Organizations are rapidly minimizing the footprint and overhead of their IT operations and eliminating more bloated servers with thinner and more efficient containers. Windows Insiders have benefited by achieving higher density of compute to improve overall application operations with no additional expenditure in hardware server systems or expansion of hardware capacity.

Windows Server 2019 has a smaller, leaner ServerCore image that cuts virtual machine overhead by 50-80 percent.  When an organization can get the same (or more) functionality in a significantly smaller image, the organization is able to lower costs and improve efficiencies in IT investments.

6. Windows subsystem on Linux

A decade ago, one would rarely say Microsoft and Linux in the same breath as complimentary platform services, but that has changed. Windows Server 2016 has open support for Linux instances as virtual machines, and the new Windows Server 2019 release makes huge headway by including an entire subsystem optimized for the operation of Linux systems on Windows Server.
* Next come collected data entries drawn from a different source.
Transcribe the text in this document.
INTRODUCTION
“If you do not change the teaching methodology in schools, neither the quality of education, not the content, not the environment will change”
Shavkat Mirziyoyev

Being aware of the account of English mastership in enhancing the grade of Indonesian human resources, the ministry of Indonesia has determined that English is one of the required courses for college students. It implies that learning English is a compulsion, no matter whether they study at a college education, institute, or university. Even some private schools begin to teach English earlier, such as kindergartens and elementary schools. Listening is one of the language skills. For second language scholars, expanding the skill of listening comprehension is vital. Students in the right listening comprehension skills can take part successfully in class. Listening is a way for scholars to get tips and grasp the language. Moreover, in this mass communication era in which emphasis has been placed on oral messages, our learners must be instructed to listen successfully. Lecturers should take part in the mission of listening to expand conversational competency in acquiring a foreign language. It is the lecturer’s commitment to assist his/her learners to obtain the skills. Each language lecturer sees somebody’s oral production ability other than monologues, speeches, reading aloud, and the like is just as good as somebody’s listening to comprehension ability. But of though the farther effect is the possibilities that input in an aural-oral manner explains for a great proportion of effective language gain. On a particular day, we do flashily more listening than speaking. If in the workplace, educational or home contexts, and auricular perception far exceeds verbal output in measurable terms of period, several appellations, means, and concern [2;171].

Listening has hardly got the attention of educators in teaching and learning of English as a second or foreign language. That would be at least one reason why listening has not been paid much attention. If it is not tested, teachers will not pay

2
The Windows Subsystem for Linux extends basic virtual machine operation of Linux systems on Windows Server, and provides a deeper layer of integration for networking, native filesystem storage and security controls. It can enable encrypted Linux virtual instances. That’s exactly how Microsoft provided Shielded VMs for Windows in Windows Server 2016, but now native Shielded VMs for Linux on Windows Server 2019. 

Enterprises have found the optimization of containers along with the ability to natively support Linux on Windows Server hosts can decrease costs by eliminating the need for two or three infrastructure platforms, and instead running them on Windows Server 2019. 

Because most of the “new features” in Windows Server 2019 have been included in updates over the past couple years, these features are not earth-shattering surprises.  However, it also means that the features in Windows Server 2019 that were part of Windows Server 2016 Semi-Annual Channel releases have been tried, tested, updated and proven already, so that when Windows Server 2019 ships, organizations don’t have to wait six to 12 months for a service pack of bug fixes.

This is a significant change that is helping organizations plan their adoption of Windows Server 2019 sooner than orgs may have adopted a major release platform in the past, and with significant improvements for enterprise datacenters in gaining the benefits of Windows Server 2019 to meet security, scalability, and optimized data center requirements so badly needed in today’s fast-paced environment.